Pingback: [Time code];
Michael, see http://tinyco.de/2009/02/12/solution-for-crashifclientprovidedbogusaudiobufferlist-in-iphone-simulator.html for solution to the simulator crash. Any particular reason why you are using 1 channel?
Great work, Joel, I’m very excited you’ve found this – thankyou!
I was originally using 1 channel because it was all I needed for Loopy – it’s going to go to 2 channels as soon as I implement panning, but without that feature there wasn’t any point (the mic’s mono anyway, presumably).
Hi Michael,
Just want to say thanks for your post. I’m now synthesizing some low-latency audio on my iPhone. I appreciate you sharing your knowledge with the community.
Marcus
First of all, thanks for your RemoteIO-evangelism! You’ve pointed a class I’m taking in the right direction (away from Audio Queue). I’ve got a question about the Audio Unit architecture that you might be able to answer:
What exactly are the componentTypes & -subTypes for in an AudioComponentDescription and how do they affect an audio unit you’re setting up?
I’m asking because it seems like you can get full duplex going as long as you have a PlayAndRecord AudioSession activated.
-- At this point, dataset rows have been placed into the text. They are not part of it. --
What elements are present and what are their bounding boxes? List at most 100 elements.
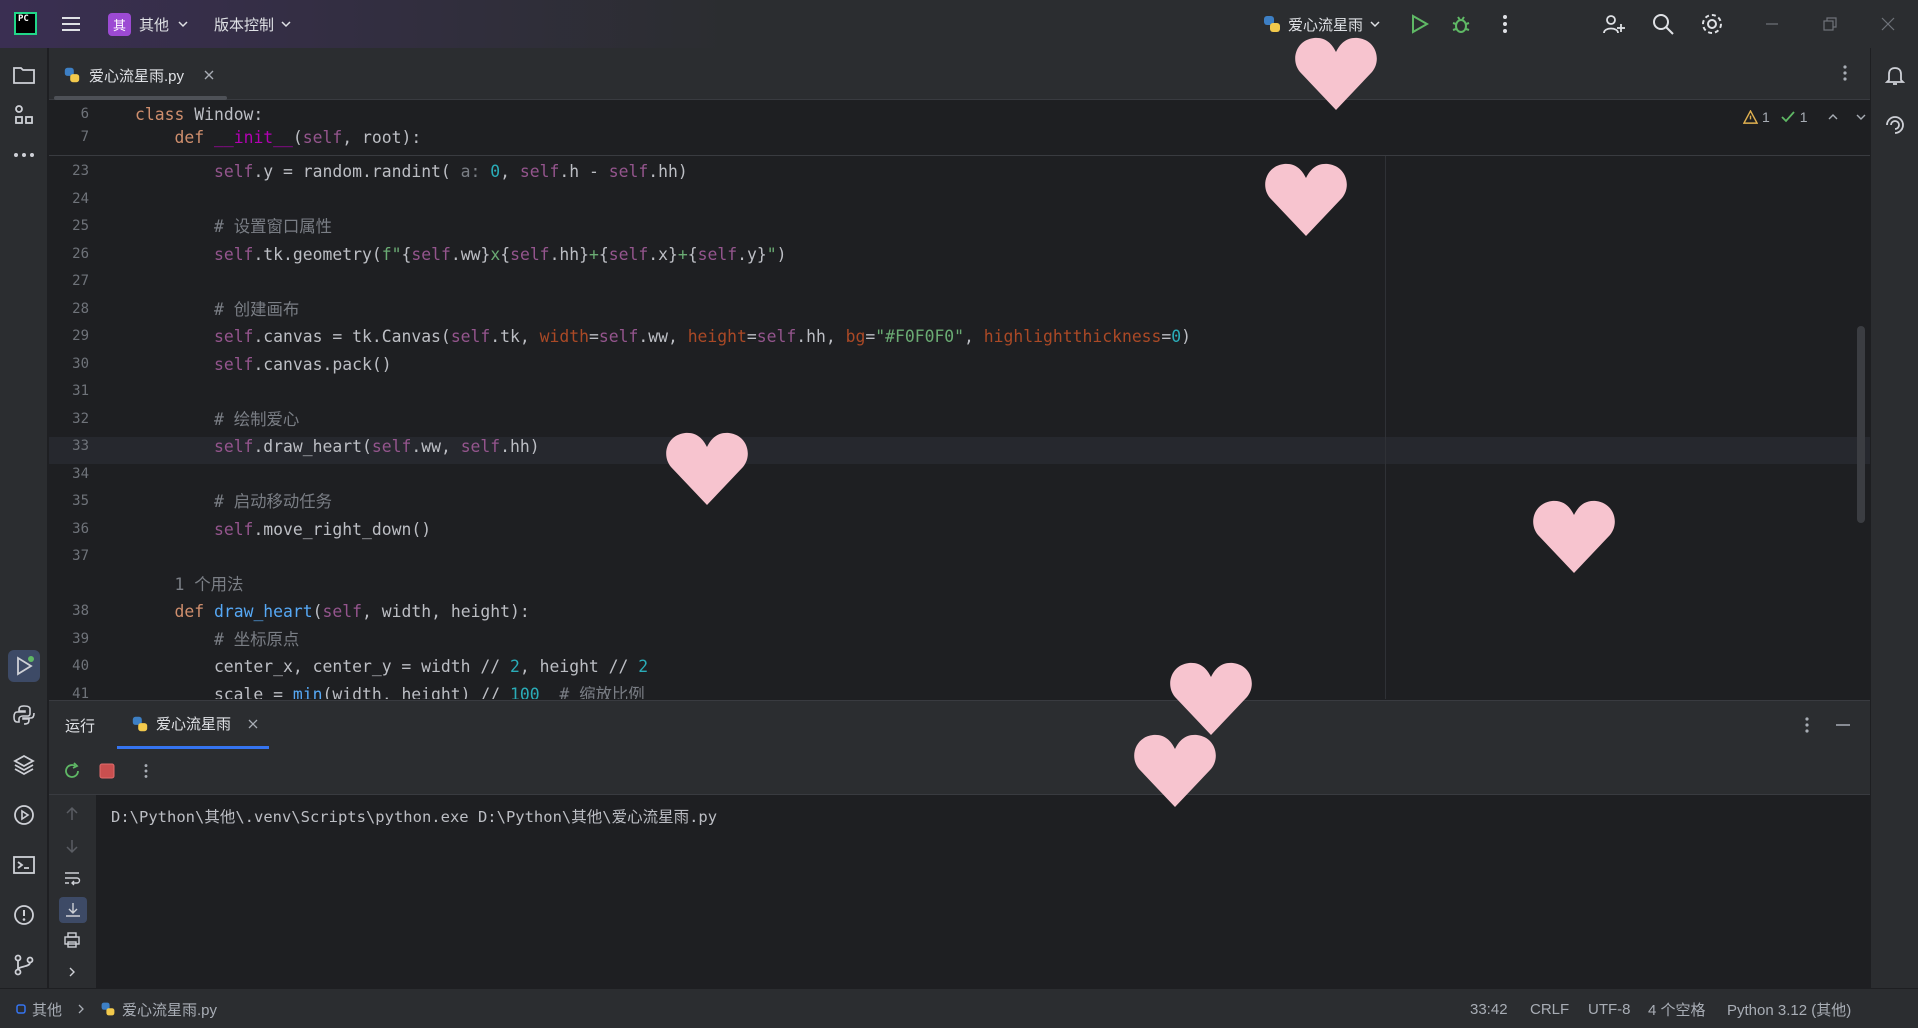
structure-tool-button[interactable]: [11, 102, 37, 128]
soft-wrap-button[interactable]: [63, 869, 81, 887]
run-more-button[interactable]: [137, 762, 155, 780]
inspection-widget[interactable]: 1 1: [1743, 109, 1868, 125]
main-menu-icon[interactable]: [60, 13, 82, 35]
line-number: 31: [72, 383, 89, 399]
rerun-button[interactable]: [62, 761, 82, 781]
line-number: 36: [72, 520, 89, 537]
code-line[interactable]: self.canvas = tk.Canvas(self.tk, width=s…: [135, 323, 1191, 350]
code-line[interactable]: 1 个用法: [135, 571, 243, 598]
scroll-to-end-button[interactable]: [59, 897, 87, 923]
minimize-button[interactable]: [1762, 14, 1782, 34]
notifications-button[interactable]: [1882, 62, 1908, 88]
run-options-button[interactable]: [1797, 715, 1817, 735]
tab-options-button[interactable]: [1835, 63, 1855, 83]
hide-run-window-button[interactable]: [1833, 715, 1853, 735]
terminal-icon: [13, 856, 35, 874]
settings-button[interactable]: [1700, 12, 1724, 36]
line-number: 39: [72, 630, 89, 647]
check-icon: [1781, 111, 1795, 123]
layers-tool-button[interactable]: [11, 752, 37, 778]
code-line[interactable]: # 坐标原点: [135, 626, 299, 653]
caret-position[interactable]: 33:42: [1470, 989, 1508, 1028]
close-tab-icon[interactable]: [246, 717, 260, 731]
heart-window[interactable]: [1532, 499, 1616, 575]
run-tool-button[interactable]: [8, 650, 40, 682]
heart-window[interactable]: [1169, 661, 1253, 737]
editor-tab[interactable]: 爱心流星雨.py: [63, 58, 216, 92]
breadcrumb-file[interactable]: 爱心流星雨.py: [122, 999, 217, 1020]
code-line[interactable]: def draw_heart(self, width, height):: [135, 598, 529, 625]
scroll-down-button[interactable]: [63, 837, 81, 855]
editor-scrollbar[interactable]: [1857, 326, 1865, 523]
code-line[interactable]: # 创建画布: [135, 296, 299, 323]
code-line[interactable]: scale = min(width, height) // 100 # 缩放比例: [135, 681, 645, 700]
search-everywhere-button[interactable]: [1651, 12, 1675, 36]
heart-window[interactable]: [1133, 733, 1217, 809]
code-line[interactable]: self.tk.geometry(f"{self.ww}x{self.hh}+{…: [135, 241, 787, 268]
ok-count: 1: [1799, 109, 1808, 125]
scroll-up-button[interactable]: [63, 805, 81, 823]
pycharm-logo[interactable]: PC: [14, 12, 37, 35]
code-line[interactable]: self.canvas.pack(): [135, 351, 392, 378]
line-number: 24: [72, 190, 89, 207]
code-line[interactable]: # 绘制爱心: [135, 406, 299, 433]
heart-window[interactable]: [1294, 36, 1378, 112]
code-line[interactable]: self.y = random.randint( a: 0, self.h - …: [135, 158, 688, 185]
title-bar: PC 其 其他 版本控制 爱心流星雨: [0, 0, 1918, 48]
code-line[interactable]: self.move_right_down(): [135, 516, 431, 543]
close-tab-icon[interactable]: [202, 68, 216, 82]
line-separator[interactable]: CRLF: [1530, 989, 1569, 1028]
print-button[interactable]: [63, 931, 81, 949]
terminal-tool-button[interactable]: [11, 852, 37, 878]
line-number: 38: [72, 603, 89, 619]
project-name: 其他: [139, 16, 170, 34]
arrow-up-icon: [66, 806, 78, 820]
code-editor[interactable]: 6 class Window: 7 def __init__(self, root)…: [49, 101, 1870, 699]
code-line[interactable]: def __init__(self, root):: [135, 124, 421, 151]
vcs-selector[interactable]: 版本控制: [214, 0, 292, 48]
console-output[interactable]: D:\Python\其他\.venv\Scripts\python.exe D:…: [111, 805, 717, 827]
problems-tool-button[interactable]: [11, 902, 37, 928]
stop-icon: [99, 763, 115, 779]
expand-toolbar-button[interactable]: [65, 965, 79, 979]
more-actions-button[interactable]: [1494, 13, 1516, 35]
code-line[interactable]: self.draw_heart(self.ww, self.hh): [135, 433, 540, 460]
indent-setting[interactable]: 4 个空格: [1648, 989, 1706, 1028]
restore-icon: [1823, 17, 1837, 31]
chevron-up-icon[interactable]: [1826, 110, 1840, 124]
python-icon: [13, 705, 35, 725]
gear-icon: [1702, 14, 1722, 34]
sticky-lines-header[interactable]: 6 class Window: 7 def __init__(self, root)…: [49, 101, 1870, 156]
minimize-icon: [1766, 23, 1778, 25]
python-packages-button[interactable]: [11, 702, 37, 728]
project-tool-button[interactable]: [11, 62, 37, 88]
tab-scroll-indicator: [54, 96, 227, 100]
heart-window[interactable]: [665, 431, 749, 507]
right-tool-strip: [1870, 48, 1918, 988]
project-selector[interactable]: 其 其他: [108, 0, 189, 48]
debug-button[interactable]: [1450, 13, 1472, 35]
code-line[interactable]: # 设置窗口属性: [135, 213, 332, 240]
ai-assistant-icon: [1886, 116, 1904, 134]
python-file-icon: [132, 716, 148, 731]
code-line[interactable]: # 启动移动任务: [135, 488, 332, 515]
python-interpreter[interactable]: Python 3.12 (其他): [1727, 989, 1851, 1028]
code-line[interactable]: center_x, center_y = width // 2, height …: [135, 653, 648, 680]
arrow-down-icon: [66, 840, 78, 854]
restore-button[interactable]: [1820, 14, 1840, 34]
services-tool-button[interactable]: [11, 802, 37, 828]
git-tool-button[interactable]: [11, 952, 37, 978]
breadcrumb-project[interactable]: 其他: [32, 999, 62, 1020]
warning-icon: [1743, 109, 1758, 124]
close-window-button[interactable]: [1878, 14, 1898, 34]
line-number: 33: [72, 438, 89, 454]
stop-button[interactable]: [98, 762, 116, 780]
run-tab[interactable]: 爱心流星雨: [131, 713, 260, 734]
file-encoding[interactable]: UTF-8: [1588, 989, 1631, 1028]
code-with-me-button[interactable]: [1602, 12, 1626, 36]
heart-window[interactable]: [1264, 162, 1348, 238]
ai-assistant-button[interactable]: [1882, 112, 1908, 138]
run-button[interactable]: [1408, 13, 1430, 35]
more-tools-button[interactable]: [11, 142, 37, 168]
chevron-down-icon[interactable]: [1854, 110, 1868, 124]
This then leads to asking “why can’t I use an AU effect subtype (‘aufx’) instead of remoteIO?” The goal, in my case, is to do real-time DSP on buffers filled with sample frames which, in essence, is just an AU effect for the iPhone. Please feel free to e-mail me at [email protected] or IM me (AIM: tbone41987) when you’re able. BTW, I’m a (jazz) trombone player myself ^_^.
Hey Michael, love your work, I am trying to develop an app where a user can toggle between two tracks and apply an audio unit filter to whichever is playing back. I'm having trouble in determining what method would be best to accomplish something like this and was hoping that after all your research you might be able to point me in the right direction. Is this a task for RemoteIO?
Hi Tony; please excuse the delay.
RemoteIO will probably do the job, although you'd probably need to use it in an AUGraph: something with which I have no experience yet, I'm afraid. It would probably look like [Your callback to provide buffers from playing audio] -> [AU filter] -> [Remote IO with output] -> speakers
Sorry I can't offer more advice there.
Michael, Thanks for your response. At this point I'm willing to take any help I can get. I will look into doing that and I'll keep you posted on what I'm able to figure out.